Cette île est la plus grande et la plus fertile de l’archipel Baléare, vestige d’un continent dont la Méditer-

  1. « La seule chose qui captiva mon attention sur ce rivage fut une masure couleur d’ocre foncé et entourée d’une haie de cactus. C’était le castillo de Soller. À peine avais-je arrêté les lignes de mon dessin, que je vis fondre sur moi quatre individus montrant une mine à faire peur, ou plutôt à faire rire. J’étais coupable de lever, contrairement aux lois du royaume, le plan d’une forteresse. Elle devint à l’instant une prison pour moi.

    « J’étais trop loin d’avoir de l’éloquence dans la langue espagnole pour démontrer à ces gens l’absurdité de leur procédé. Il fallut recourir à la protection du consul français de Soller, et, quel que fût son empressement, je n’en restai pas moins captif pendant trois mortelles heures, gardé par le señor Sei-Dedos, gouverneur du fort, véritable dragon des Hespérides. La tentation me prenait quelquefois de jeter à la mer, du haut de son bastion, ce dragon risible et son accoutrement militaire ; mais sa mine désarmait toujours ma colère.
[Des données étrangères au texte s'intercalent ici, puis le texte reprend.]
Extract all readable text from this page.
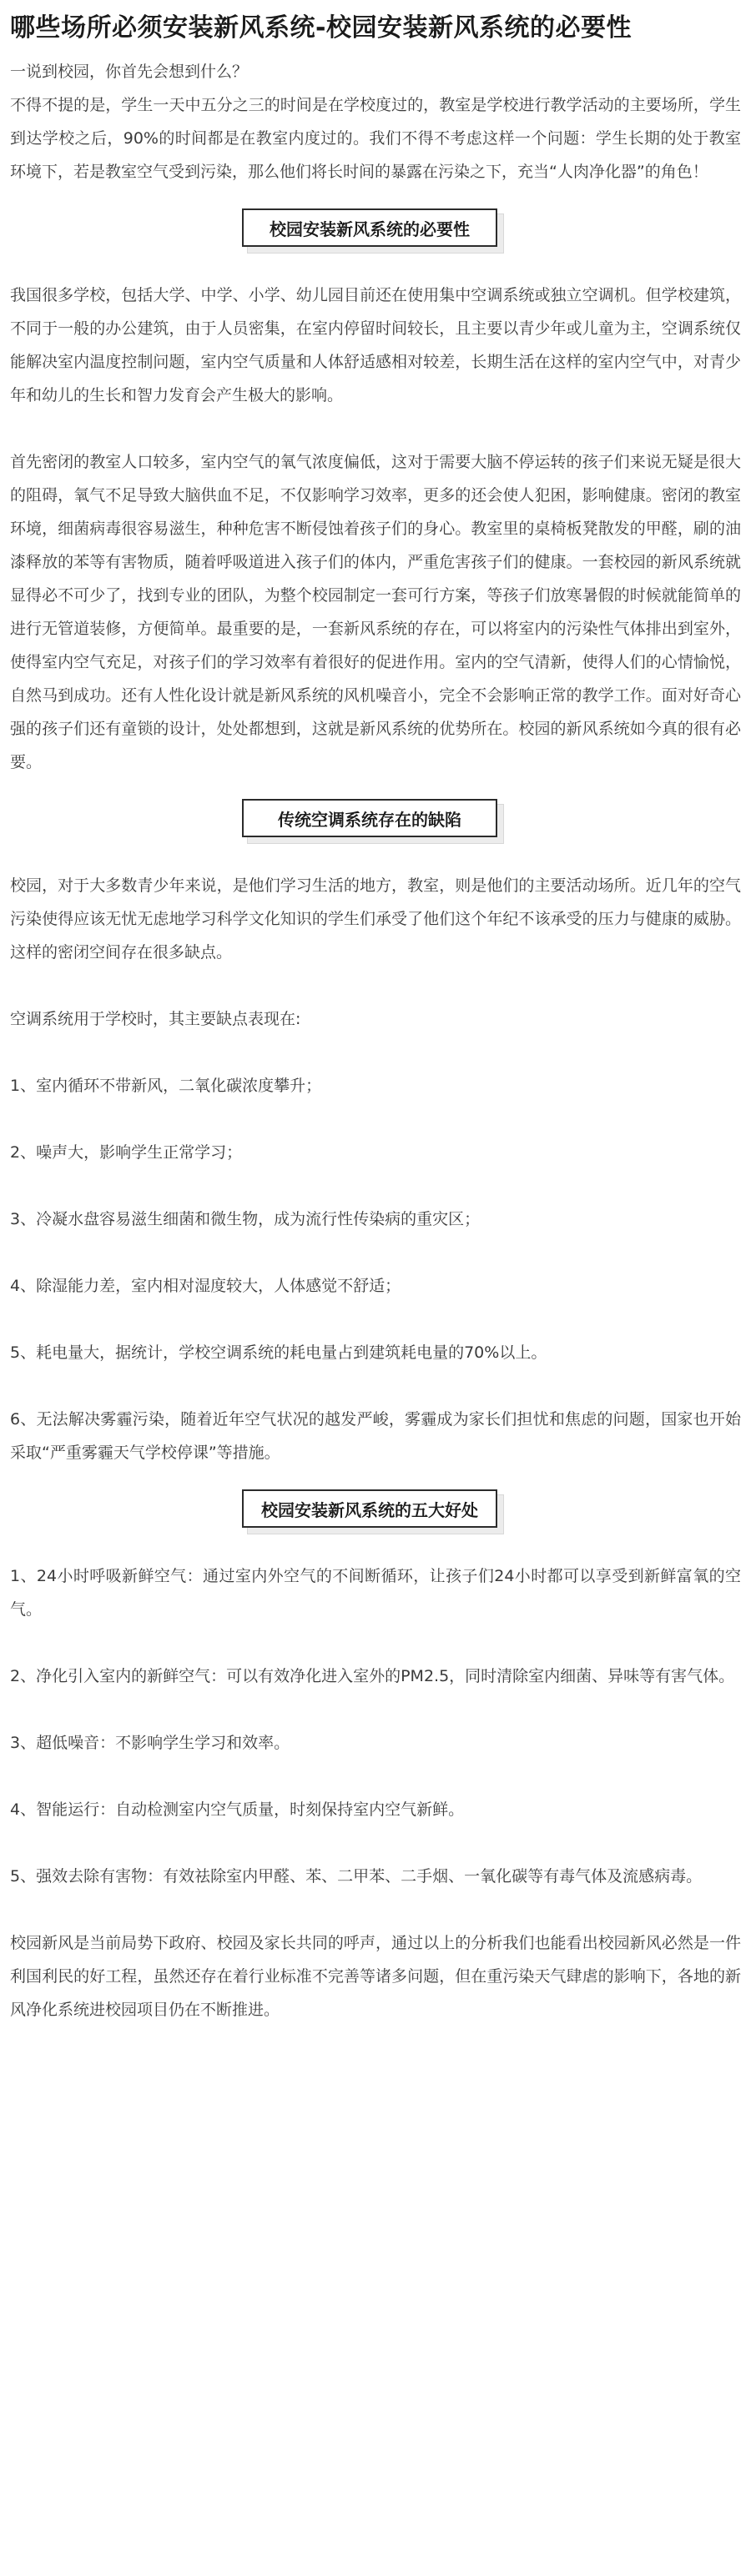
哪些场所必须安装新风系统-校园安装新风系统的必要性

一说到校园，你首先会想到什么？

不得不提的是，学生一天中五分之三的时间是在学校度过的，教室是学校进行教学活动的主要场所，学生到达学校之后，90%的时间都是在教室内度过的。我们不得不考虑这样一个问题：学生长期的处于教室环境下，若是教室空气受到污染，那么他们将长时间的暴露在污染之下，充当“人肉净化器”的角色！

校园安装新风系统的必要性

我国很多学校，包括大学、中学、小学、幼儿园目前还在使用集中空调系统或独立空调机。但学校建筑，不同于一般的办公建筑，由于人员密集，在室内停留时间较长，且主要以青少年或儿童为主，空调系统仅能解决室内温度控制问题，室内空气质量和人体舒适感相对较差，长期生活在这样的室内空气中，对青少年和幼儿的生长和智力发育会产生极大的影响。

首先密闭的教室人口较多，室内空气的氧气浓度偏低，这对于需要大脑不停运转的孩子们来说无疑是很大的阻碍，氧气不足导致大脑供血不足，不仅影响学习效率，更多的还会使人犯困，影响健康。密闭的教室环境，细菌病毒很容易滋生，种种危害不断侵蚀着孩子们的身心。教室里的桌椅板凳散发的甲醛，刷的油漆释放的苯等有害物质，随着呼吸道进入孩子们的体内，严重危害孩子们的健康。一套校园的新风系统就显得必不可少了，找到专业的团队，为整个校园制定一套可行方案，等孩子们放寒暑假的时候就能简单的进行无管道装修，方便简单。最重要的是，一套新风系统的存在，可以将室内的污染性气体排出到室外，使得室内空气充足，对孩子们的学习效率有着很好的促进作用。室内的空气清新，使得人们的心情愉悦，自然马到成功。还有人性化设计就是新风系统的风机噪音小，完全不会影响正常的教学工作。面对好奇心强的孩子们还有童锁的设计，处处都想到，这就是新风系统的优势所在。校园的新风系统如今真的很有必要。

传统空调系统存在的缺陷

校园，对于大多数青少年来说，是他们学习生活的地方，教室，则是他们的主要活动场所。近几年的空气污染使得应该无忧无虑地学习科学文化知识的学生们承受了他们这个年纪不该承受的压力与健康的威胁。这样的密闭空间存在很多缺点。

空调系统用于学校时，其主要缺点表现在:

1、室内循环不带新风，二氧化碳浓度攀升；

2、噪声大，影响学生正常学习；

3、冷凝水盘容易滋生细菌和微生物，成为流行性传染病的重灾区；

4、除湿能力差，室内相对湿度较大，人体感觉不舒适；

5、耗电量大，据统计，学校空调系统的耗电量占到建筑耗电量的70%以上。

6、无法解决雾霾污染，随着近年空气状况的越发严峻，雾霾成为家长们担忧和焦虑的问题，国家也开始采取“严重雾霾天气学校停课”等措施。

校园安装新风系统的五大好处

1、24小时呼吸新鲜空气：通过室内外空气的不间断循环，让孩子们24小时都可以享受到新鲜富氧的空气。

2、净化引入室内的新鲜空气：可以有效净化进入室外的PM2.5，同时清除室内细菌、异味等有害气体。

3、超低噪音：不影响学生学习和效率。

4、智能运行：自动检测室内空气质量，时刻保持室内空气新鲜。

5、强效去除有害物：有效祛除室内甲醛、苯、二甲苯、二手烟、一氧化碳等有毒气体及流感病毒。

校园新风是当前局势下政府、校园及家长共同的呼声，通过以上的分析我们也能看出校园新风必然是一件利国利民的好工程，虽然还存在着行业标准不完善等诸多问题，但在重污染天气肆虐的影响下，各地的新风净化系统进校园项目仍在不断推进。
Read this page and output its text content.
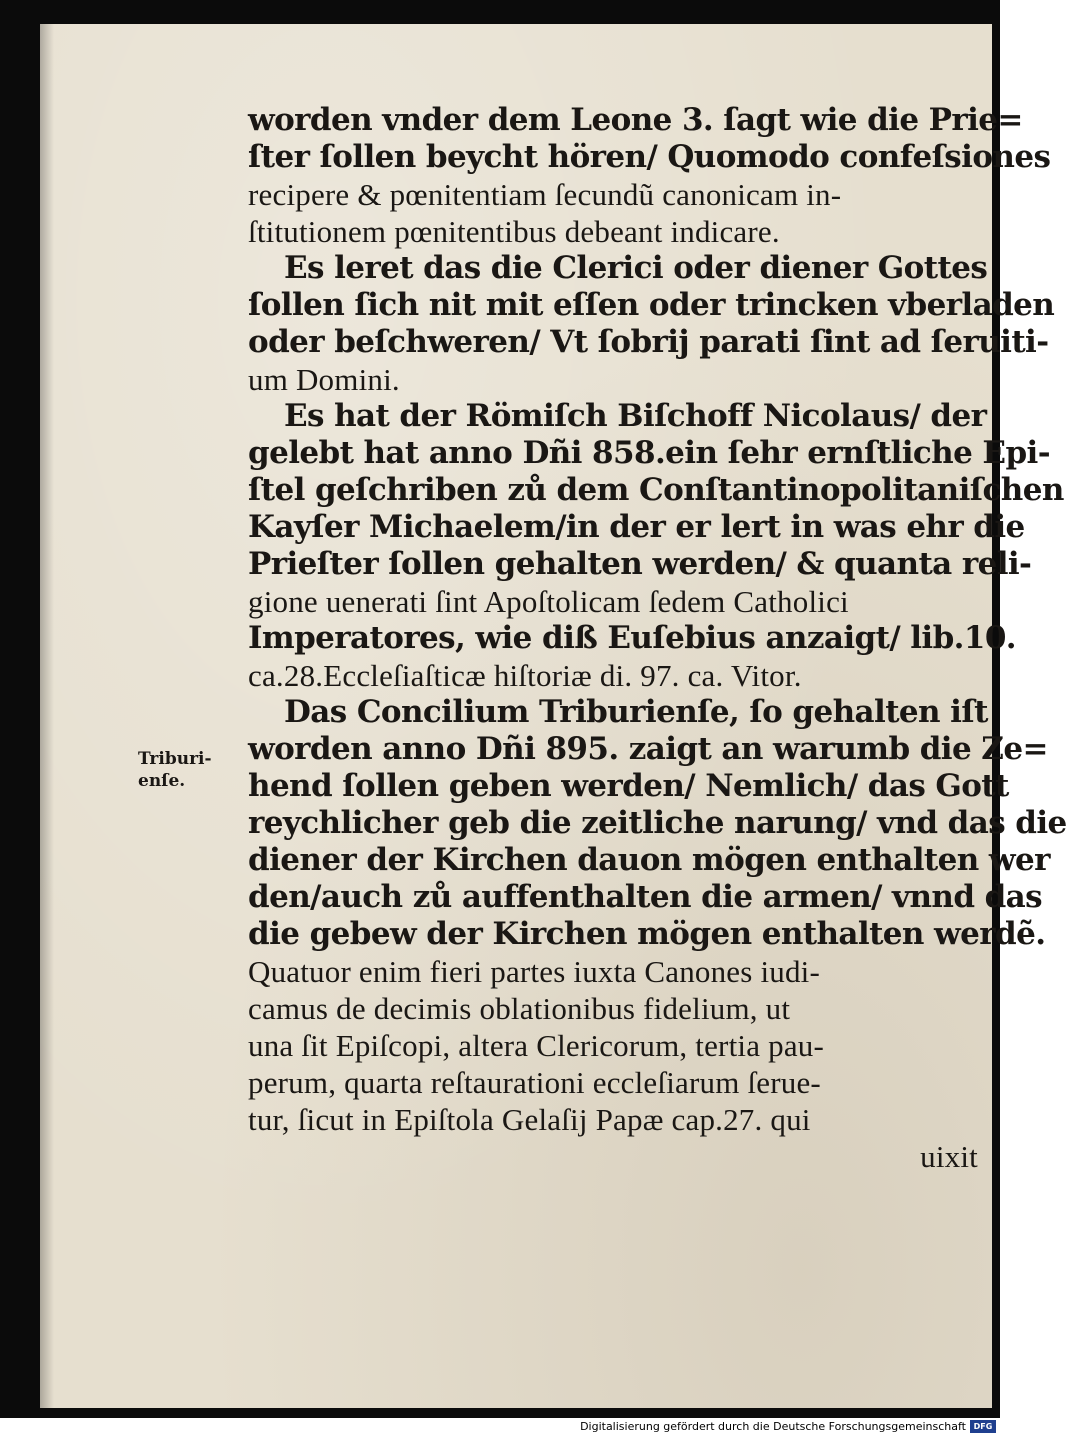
worden vnder dem Leone 3. ſagt wie die Prie=
ſter ſollen beycht hören/ Quomodo confeſsiones
recipere & pœnitentiam ſecundũ canonicam in-
ſtitutionem pœnitentibus debeant indicare.
Es leret das die Clerici oder diener Gottes
ſollen ſich nit mit eſſen oder trincken vberladen
oder beſchweren/ Vt ſobrij parati ſint ad ſeruiti-
um Domini.
Es hat der Römiſch Biſchoff Nicolaus/ der
gelebt hat anno Dñi 858.ein ſehr ernſtliche Epi-
ſtel geſchriben zů dem Conſtantinopolitaniſchen
Kayſer Michaelem/in der er lert in was ehr die
Prieſter ſollen gehalten werden/ & quanta reli-
gione uenerati ſint Apoſtolicam ſedem Catholici
Imperatores, wie diß Euſebius anzaigt/ lib.10.
ca.28.Eccleſiaſticæ hiſtoriæ di. 97. ca. Vitor.
Das Concilium Triburienſe, ſo gehalten iſt
worden anno Dñi 895. zaigt an warumb die Ze=
hend ſollen geben werden/ Nemlich/ das Gott
reychlicher geb die zeitliche narung/ vnd das die
diener der Kirchen dauon mögen enthalten wer
den/auch zů auffenthalten die armen/ vnnd das
die gebew der Kirchen mögen enthalten werdẽ.
Quatuor enim fieri partes iuxta Canones iudi-
camus de decimis oblationibus fidelium, ut
una ſit Epiſcopi, altera Clericorum, tertia pau-
perum, quarta reſtaurationi eccleſiarum ſerue-
tur, ſicut in Epiſtola Gelaſij Papæ cap.27. qui
uixit
Triburi-
enſe.
Digitalisierung gefördert durch die Deutsche Forschungsgemeinschaft DFG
Si j’avais eu le talent de Charlet, j’aurais passé mon temps à étudier mon gouverneur, excellent modèle de caricature. Au reste, je lui pardonnais son dévouement trop aveugle au salut de l’État. Il était bien naturel que ce pauvre homme, n’ayant d’autre distraction que celle de fumer son cigare en regardant la mer, profitât de l’occasion que je lui offrais de varier ses occupations. Je revins donc à Soller, riant de bon cœur d’avoir été pris pour un ennemi de la patrie et de la constitution » (Souvenirs d’un voyage d’art à l’île de Majorque, par J.-B. Laurens.)